Sobre meu corpo, a pequena garota começa a se movimentar. Seguro os seus quadris com minhas mãos calejadas pela vida. Excitado com o prazer, deixei que ela acreditasse que ainda tinha o controle da situação, parecia que aquilo era um sonho, eu com uma jovem, não se comparava às mulheres com quem eu havia me deitado. Contrato? Sem que ela percebesse, fiquei por cima do seu corpo prendendo seus punhos com as minhas mãos. Penetrando todo meu ser dentro dela, eu queria castigar aquela jovem apenas com meu amor e ouvia seus gemidos de satisfação. Agora eu tocava sua pele com minha boca, deixando seus seios duros como maçãs. Foram minutos de prazer até que chegássemos ao gozo.

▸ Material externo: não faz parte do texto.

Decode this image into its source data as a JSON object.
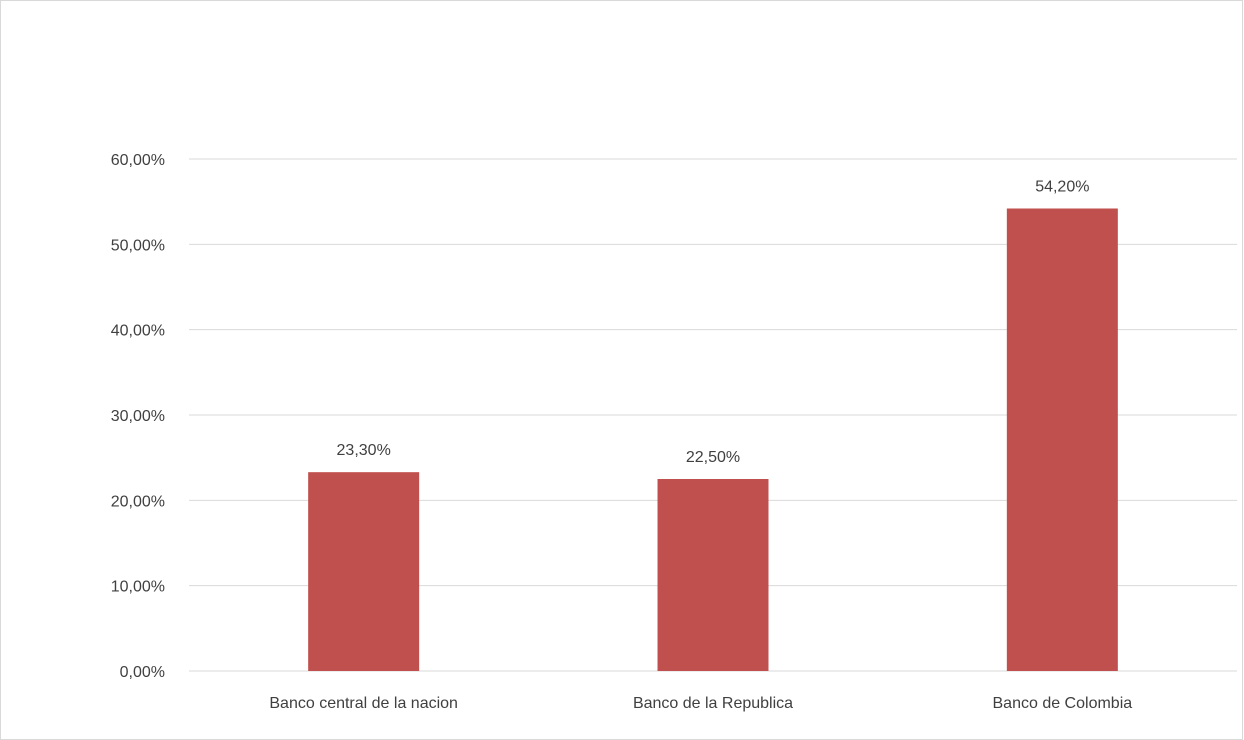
{
  "chart_data": {
    "type": "bar",
    "title": "",
    "xlabel": "",
    "ylabel": "",
    "categories": [
      "Banco central de la nacion",
      "Banco de la Republica",
      "Banco de Colombia"
    ],
    "values": [
      23.3,
      22.5,
      54.2
    ],
    "data_labels": [
      "23,30%",
      "22,50%",
      "54,20%"
    ],
    "ylim": [
      0,
      60
    ],
    "y_ticks": [
      {
        "value": 0,
        "label": "0,00%"
      },
      {
        "value": 10,
        "label": "10,00%"
      },
      {
        "value": 20,
        "label": "20,00%"
      },
      {
        "value": 30,
        "label": "30,00%"
      },
      {
        "value": 40,
        "label": "40,00%"
      },
      {
        "value": 50,
        "label": "50,00%"
      },
      {
        "value": 60,
        "label": "60,00%"
      }
    ],
    "grid": true,
    "legend": "none",
    "bar_color": "#c0504d",
    "grid_color": "#d9d9d9",
    "text_color": "#404040"
  }
}
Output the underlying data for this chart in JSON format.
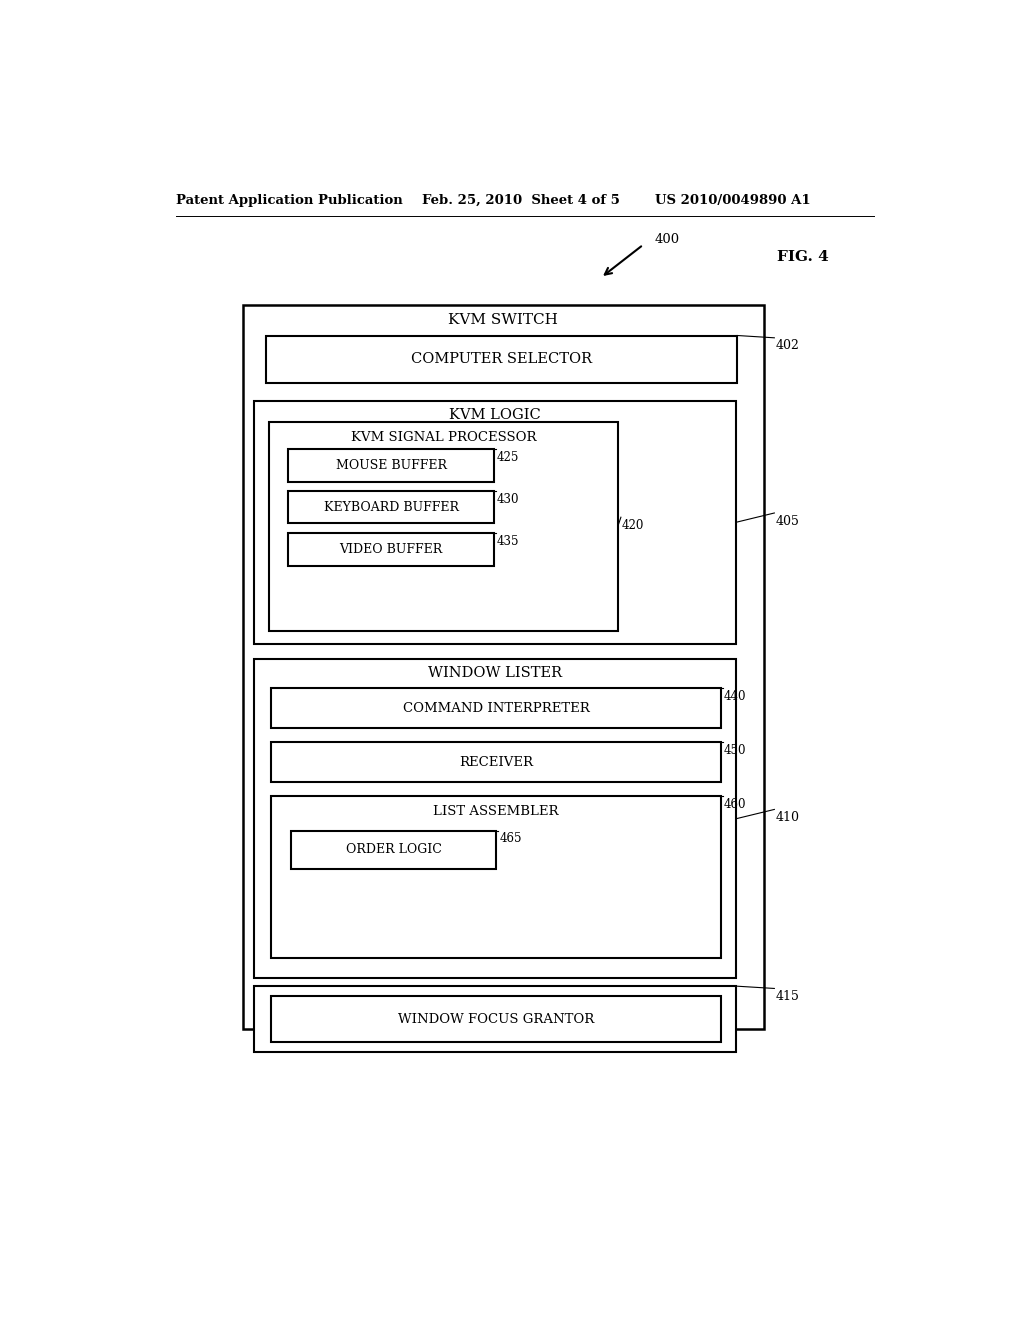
{
  "bg_color": "#ffffff",
  "header_line1": "Patent Application Publication",
  "header_date": "Feb. 25, 2010  Sheet 4 of 5",
  "header_patent": "US 2010/0049890 A1",
  "fig_label": "FIG. 4",
  "fig_num": "400"
}
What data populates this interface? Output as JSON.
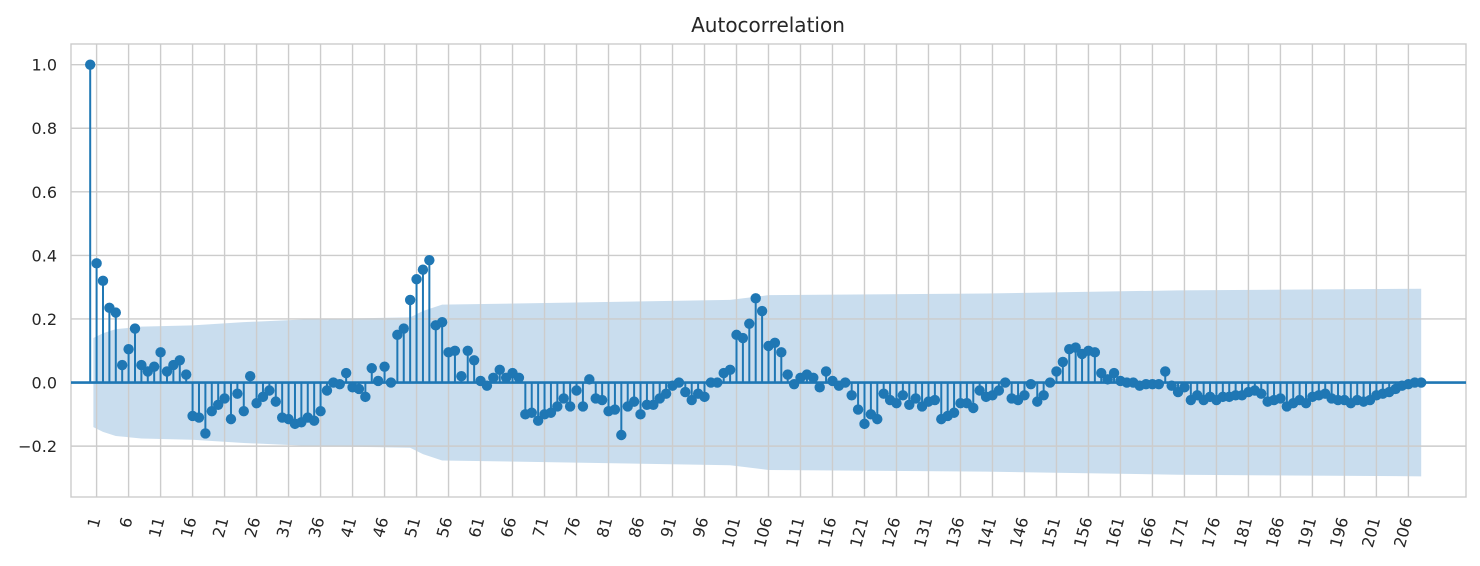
{
  "chart_data": {
    "type": "stem",
    "title": "Autocorrelation",
    "xlabel": "",
    "ylabel": "",
    "xlim": [
      -3,
      215
    ],
    "ylim": [
      -0.36,
      1.065
    ],
    "y_ticks": [
      -0.2,
      0.0,
      0.2,
      0.4,
      0.6,
      0.8,
      1.0
    ],
    "y_tick_labels": [
      "−0.2",
      "0.0",
      "0.2",
      "0.4",
      "0.6",
      "0.8",
      "1.0"
    ],
    "x_ticks": [
      1,
      6,
      11,
      16,
      21,
      26,
      31,
      36,
      41,
      46,
      51,
      56,
      61,
      66,
      71,
      76,
      81,
      86,
      91,
      96,
      101,
      106,
      111,
      116,
      121,
      126,
      131,
      136,
      141,
      146,
      151,
      156,
      161,
      166,
      171,
      176,
      181,
      186,
      191,
      196,
      201,
      206
    ],
    "x_tick_labels": [
      "1",
      "6",
      "11",
      "16",
      "21",
      "26",
      "31",
      "36",
      "41",
      "46",
      "51",
      "56",
      "61",
      "66",
      "71",
      "76",
      "81",
      "86",
      "91",
      "96",
      "101",
      "106",
      "111",
      "116",
      "121",
      "126",
      "131",
      "136",
      "141",
      "146",
      "151",
      "156",
      "161",
      "166",
      "171",
      "176",
      "181",
      "186",
      "191",
      "196",
      "201",
      "206"
    ],
    "grid": true,
    "colors": {
      "stem": "#1f77b4",
      "band": "#c6dbed",
      "grid": "#cccccc",
      "baseline": "#1f77b4"
    },
    "lags_start": 0,
    "values": [
      1.0,
      0.375,
      0.32,
      0.235,
      0.22,
      0.055,
      0.105,
      0.17,
      0.055,
      0.035,
      0.05,
      0.095,
      0.035,
      0.055,
      0.07,
      0.025,
      -0.105,
      -0.11,
      -0.16,
      -0.09,
      -0.07,
      -0.05,
      -0.115,
      -0.035,
      -0.09,
      0.02,
      -0.065,
      -0.045,
      -0.025,
      -0.06,
      -0.11,
      -0.115,
      -0.13,
      -0.125,
      -0.11,
      -0.12,
      -0.09,
      -0.025,
      0.0,
      -0.005,
      0.03,
      -0.015,
      -0.02,
      -0.045,
      0.045,
      0.005,
      0.05,
      0.0,
      0.15,
      0.17,
      0.26,
      0.325,
      0.355,
      0.385,
      0.18,
      0.19,
      0.095,
      0.1,
      0.02,
      0.1,
      0.07,
      0.005,
      -0.01,
      0.015,
      0.04,
      0.015,
      0.03,
      0.015,
      -0.1,
      -0.095,
      -0.12,
      -0.1,
      -0.095,
      -0.075,
      -0.05,
      -0.075,
      -0.025,
      -0.075,
      0.01,
      -0.05,
      -0.055,
      -0.09,
      -0.085,
      -0.165,
      -0.075,
      -0.06,
      -0.1,
      -0.07,
      -0.07,
      -0.05,
      -0.035,
      -0.01,
      0.0,
      -0.03,
      -0.055,
      -0.035,
      -0.045,
      0.0,
      0.0,
      0.03,
      0.04,
      0.15,
      0.14,
      0.185,
      0.265,
      0.225,
      0.115,
      0.125,
      0.095,
      0.025,
      -0.005,
      0.015,
      0.025,
      0.015,
      -0.015,
      0.035,
      0.005,
      -0.01,
      0.0,
      -0.04,
      -0.085,
      -0.13,
      -0.1,
      -0.115,
      -0.035,
      -0.055,
      -0.065,
      -0.04,
      -0.07,
      -0.05,
      -0.075,
      -0.06,
      -0.055,
      -0.115,
      -0.105,
      -0.095,
      -0.065,
      -0.065,
      -0.08,
      -0.025,
      -0.045,
      -0.04,
      -0.025,
      0.0,
      -0.05,
      -0.055,
      -0.04,
      -0.005,
      -0.06,
      -0.04,
      0.0,
      0.035,
      0.065,
      0.105,
      0.11,
      0.09,
      0.1,
      0.095,
      0.03,
      0.01,
      0.03,
      0.005,
      0.0,
      0.0,
      -0.01,
      -0.005,
      -0.005,
      -0.005,
      0.035,
      -0.01,
      -0.03,
      -0.015,
      -0.055,
      -0.04,
      -0.055,
      -0.045,
      -0.055,
      -0.045,
      -0.045,
      -0.04,
      -0.04,
      -0.03,
      -0.025,
      -0.035,
      -0.06,
      -0.055,
      -0.05,
      -0.075,
      -0.065,
      -0.055,
      -0.065,
      -0.045,
      -0.04,
      -0.035,
      -0.05,
      -0.055,
      -0.055,
      -0.065,
      -0.055,
      -0.06,
      -0.055,
      -0.04,
      -0.035,
      -0.03,
      -0.02,
      -0.01,
      -0.005,
      0.0,
      0.0
    ],
    "confidence_band": [
      {
        "lag": 0.5,
        "upper": 0.14
      },
      {
        "lag": 2,
        "upper": 0.155
      },
      {
        "lag": 4,
        "upper": 0.168
      },
      {
        "lag": 8,
        "upper": 0.176
      },
      {
        "lag": 16,
        "upper": 0.18
      },
      {
        "lag": 24,
        "upper": 0.19
      },
      {
        "lag": 35,
        "upper": 0.2
      },
      {
        "lag": 50,
        "upper": 0.205
      },
      {
        "lag": 52,
        "upper": 0.225
      },
      {
        "lag": 55,
        "upper": 0.245
      },
      {
        "lag": 70,
        "upper": 0.25
      },
      {
        "lag": 100,
        "upper": 0.26
      },
      {
        "lag": 106,
        "upper": 0.275
      },
      {
        "lag": 140,
        "upper": 0.28
      },
      {
        "lag": 170,
        "upper": 0.29
      },
      {
        "lag": 208,
        "upper": 0.295
      }
    ]
  }
}
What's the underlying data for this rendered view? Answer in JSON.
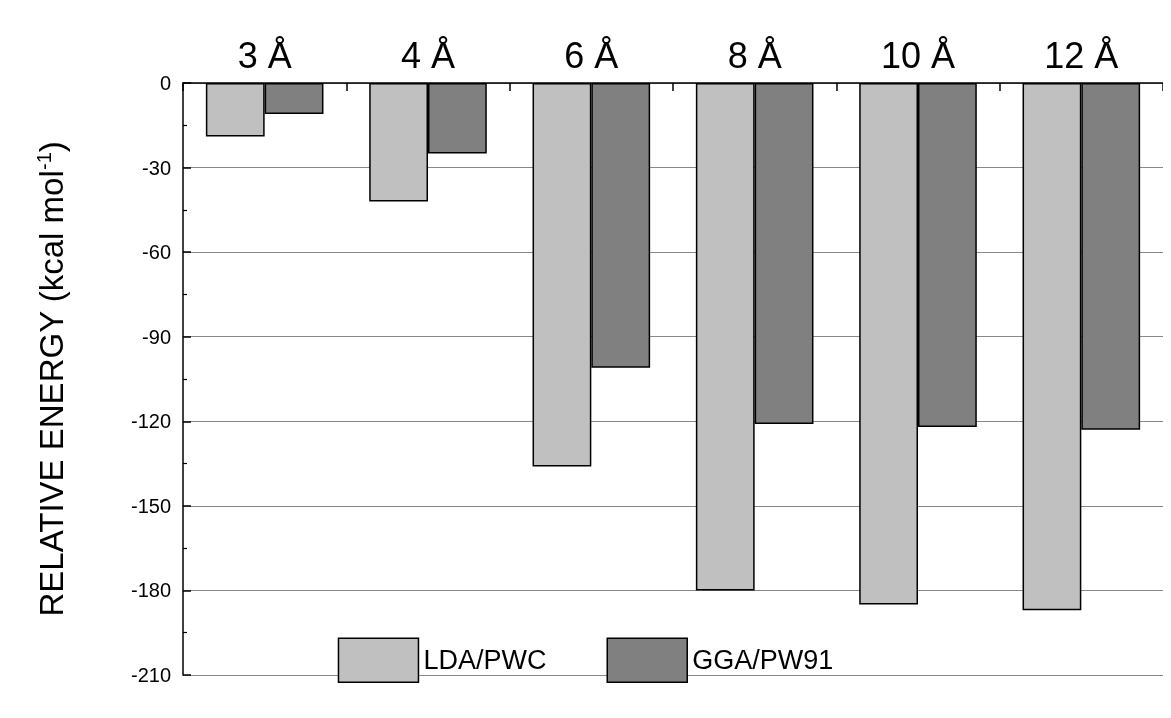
{
  "chart_data": {
    "type": "bar",
    "ylabel": "RELATIVE ENERGY (kcal mol$^{-1}$)",
    "categories": [
      "3 Å",
      "4 Å",
      "6 Å",
      "8 Å",
      "10 Å",
      "12 Å"
    ],
    "series": [
      {
        "name": "LDA/PWC",
        "color": "#c0c0c0",
        "values": [
          -19,
          -42,
          -136,
          -180,
          -185,
          -187
        ]
      },
      {
        "name": "GGA/PW91",
        "color": "#808080",
        "values": [
          -11,
          -25,
          -101,
          -121,
          -122,
          -123
        ]
      }
    ],
    "ylim": [
      -210,
      0
    ],
    "yticks": [
      -210,
      -180,
      -150,
      -120,
      -90,
      -60,
      -30,
      0
    ],
    "grid": "y",
    "legend": "bottom"
  }
}
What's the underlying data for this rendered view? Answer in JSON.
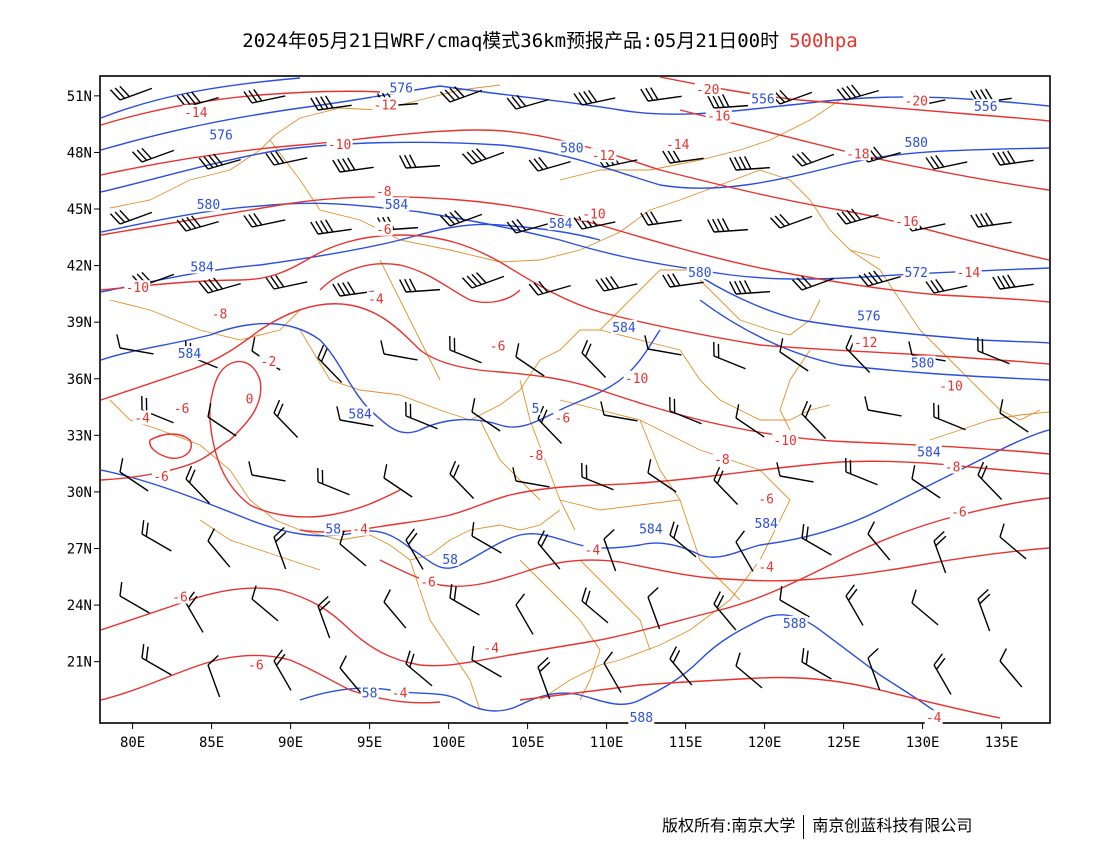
{
  "title": {
    "main": "2024年05月21日WRF/cmaq模式36km预报产品:05月21日00时",
    "level": "500hpa"
  },
  "colors": {
    "geopotential": "#2a4fe0",
    "temperature": "#e8322e",
    "borders": "#e0902a",
    "wind": "#000000"
  },
  "axes": {
    "lat_labels": [
      "51N",
      "48N",
      "45N",
      "42N",
      "39N",
      "36N",
      "33N",
      "30N",
      "27N",
      "24N",
      "21N"
    ],
    "lon_labels": [
      "80E",
      "85E",
      "90E",
      "95E",
      "100E",
      "105E",
      "110E",
      "115E",
      "120E",
      "125E",
      "130E",
      "135E"
    ]
  },
  "height_labels": [
    {
      "text": "576",
      "lon": 97,
      "lat": 51.4
    },
    {
      "text": "556",
      "lon": 119.9,
      "lat": 50.8
    },
    {
      "text": "556",
      "lon": 134,
      "lat": 50.4
    },
    {
      "text": "576",
      "lon": 85.6,
      "lat": 48.9
    },
    {
      "text": "580",
      "lon": 107.8,
      "lat": 48.2
    },
    {
      "text": "580",
      "lon": 129.6,
      "lat": 48.5
    },
    {
      "text": "584",
      "lon": 96.7,
      "lat": 45.2
    },
    {
      "text": "580",
      "lon": 84.8,
      "lat": 45.2
    },
    {
      "text": "584",
      "lon": 107.1,
      "lat": 44.2
    },
    {
      "text": "584",
      "lon": 84.4,
      "lat": 41.9
    },
    {
      "text": "580",
      "lon": 115.9,
      "lat": 41.6
    },
    {
      "text": "572",
      "lon": 129.6,
      "lat": 41.6
    },
    {
      "text": "576",
      "lon": 126.6,
      "lat": 39.3
    },
    {
      "text": "584",
      "lon": 83.6,
      "lat": 37.3
    },
    {
      "text": "584",
      "lon": 111.1,
      "lat": 38.7
    },
    {
      "text": "580",
      "lon": 130.0,
      "lat": 36.8
    },
    {
      "text": "584",
      "lon": 94.4,
      "lat": 34.1
    },
    {
      "text": "5",
      "lon": 105.5,
      "lat": 34.4
    },
    {
      "text": "584",
      "lon": 130.4,
      "lat": 32.1
    },
    {
      "text": "58",
      "lon": 92.7,
      "lat": 28.0
    },
    {
      "text": "584",
      "lon": 112.8,
      "lat": 28.0
    },
    {
      "text": "584",
      "lon": 120.1,
      "lat": 28.3
    },
    {
      "text": "58",
      "lon": 100.1,
      "lat": 26.4
    },
    {
      "text": "588",
      "lon": 121.9,
      "lat": 23.0
    },
    {
      "text": "58",
      "lon": 95.0,
      "lat": 19.3
    },
    {
      "text": "588",
      "lon": 112.2,
      "lat": 18.0
    }
  ],
  "temp_labels": [
    {
      "text": "-20",
      "lon": 116.4,
      "lat": 51.3
    },
    {
      "text": "-14",
      "lon": 84.0,
      "lat": 50.1
    },
    {
      "text": "-12",
      "lon": 96.0,
      "lat": 50.5
    },
    {
      "text": "-16",
      "lon": 117.1,
      "lat": 49.9
    },
    {
      "text": "-20",
      "lon": 129.6,
      "lat": 50.7
    },
    {
      "text": "-10",
      "lon": 93.1,
      "lat": 48.4
    },
    {
      "text": "-14",
      "lon": 114.5,
      "lat": 48.4
    },
    {
      "text": "-12",
      "lon": 109.8,
      "lat": 47.8
    },
    {
      "text": "-18",
      "lon": 125.9,
      "lat": 47.9
    },
    {
      "text": "-8",
      "lon": 95.9,
      "lat": 45.9
    },
    {
      "text": "-10",
      "lon": 109.2,
      "lat": 44.7
    },
    {
      "text": "-16",
      "lon": 129.0,
      "lat": 44.3
    },
    {
      "text": "-6",
      "lon": 95.9,
      "lat": 43.9
    },
    {
      "text": "-10",
      "lon": 80.3,
      "lat": 40.8
    },
    {
      "text": "-14",
      "lon": 132.9,
      "lat": 41.6
    },
    {
      "text": "-4",
      "lon": 95.4,
      "lat": 40.2
    },
    {
      "text": "-8",
      "lon": 85.5,
      "lat": 39.4
    },
    {
      "text": "-12",
      "lon": 126.4,
      "lat": 37.9
    },
    {
      "text": "-6",
      "lon": 103.1,
      "lat": 37.7
    },
    {
      "text": "-10",
      "lon": 111.9,
      "lat": 36.0
    },
    {
      "text": "-10",
      "lon": 131.8,
      "lat": 35.6
    },
    {
      "text": "-6",
      "lon": 83.1,
      "lat": 34.4
    },
    {
      "text": "-4",
      "lon": 80.6,
      "lat": 33.9
    },
    {
      "text": "0",
      "lon": 87.4,
      "lat": 34.9
    },
    {
      "text": "-2",
      "lon": 88.6,
      "lat": 36.9
    },
    {
      "text": "-6",
      "lon": 107.2,
      "lat": 33.9
    },
    {
      "text": "-10",
      "lon": 121.3,
      "lat": 32.7
    },
    {
      "text": "-8",
      "lon": 105.5,
      "lat": 31.9
    },
    {
      "text": "-8",
      "lon": 117.3,
      "lat": 31.7
    },
    {
      "text": "-8",
      "lon": 131.9,
      "lat": 31.3
    },
    {
      "text": "-6",
      "lon": 81.8,
      "lat": 30.8
    },
    {
      "text": "-6",
      "lon": 120.1,
      "lat": 29.6
    },
    {
      "text": "-6",
      "lon": 132.3,
      "lat": 28.9
    },
    {
      "text": "-4",
      "lon": 94.4,
      "lat": 28.0
    },
    {
      "text": "-4",
      "lon": 109.1,
      "lat": 26.9
    },
    {
      "text": "-4",
      "lon": 120.1,
      "lat": 26.0
    },
    {
      "text": "-6",
      "lon": 98.7,
      "lat": 25.2
    },
    {
      "text": "-6",
      "lon": 83.0,
      "lat": 24.4
    },
    {
      "text": "-4",
      "lon": 102.7,
      "lat": 21.7
    },
    {
      "text": "-6",
      "lon": 87.8,
      "lat": 20.8
    },
    {
      "text": "-4",
      "lon": 96.9,
      "lat": 19.3
    },
    {
      "text": "-4",
      "lon": 130.7,
      "lat": 18.0
    }
  ],
  "footer": {
    "left": "版权所有:南京大学",
    "right": "南京创蓝科技有限公司"
  }
}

Ali passamos a noite toda entre as paredes roxas e sobre um colchão sujo e fedido. Não havíamos feito amor, mas sexo da melhor qualidade. Ele havia me ensinado o que era ser uma mulher de verdade entre quatro paredes e que o prazer não está num motel caro, mas no carinho na hora do sexo. Ajudei com os ferimentos e dei a ele uma nova camisa. Chegou a hora de partir e fui envolvida pelos braços fortes de homem. Um beijo roubado diferente dos outros, esse bem demorado… Foi um erro, agora eu percebia que estava apaixonada.

A noite havia acabado. Curiosamente, meu dinheiro não tinha importância naquele lugar com paredes roxas e um colchão podre. O que eu achava ter sido sexo, tortura e prazer, transformou-se na melhor noite de amor da minha vida, ela ajudou com minhas feridas e me deu uma nova camisa. Envolvi a moça em meus braços e roubei um beijo demorado, eu estava apaixonado.

***

É difícil vê-lo passar pelo corredor e não olhar dentro dos seus olhos. Parece que as noites que passamos na nossa maloca não existiram, foi tudo um sonho. No mínimo, há oito semanas que ele não responde meus e-mails e meus torpedos, nem atende minhas ligações. As aulas terminarão em três dias e então, tudo acabará. Ele caminha em minha direção com um livro na mão. Um leve sorriso em seu rosto.

– Obrigado por ter me emprestado. Uma bela obra.

Sem entender nada, sigo meu caminho. Quando chego na rua, resolvo folhear o livro, dentro dele um CD com a seguinte frase escrita: Nossa magia nunca irá acabar enquanto existir as paredes roxas e o colchão imundo e fedido.

1 thoughts on “Pele da Vênus

  1. Celso Moraes says:

    Interessante a dupla visão dada pelo conto, a do torturado e a da torturadora. Um conto dois-em-um. Gostei da dinâmica da narração, mostrando que os registros concretos de ambos, que obrigatoriamente são iguais, vão dando lugar aos registros interiores (sentimentos).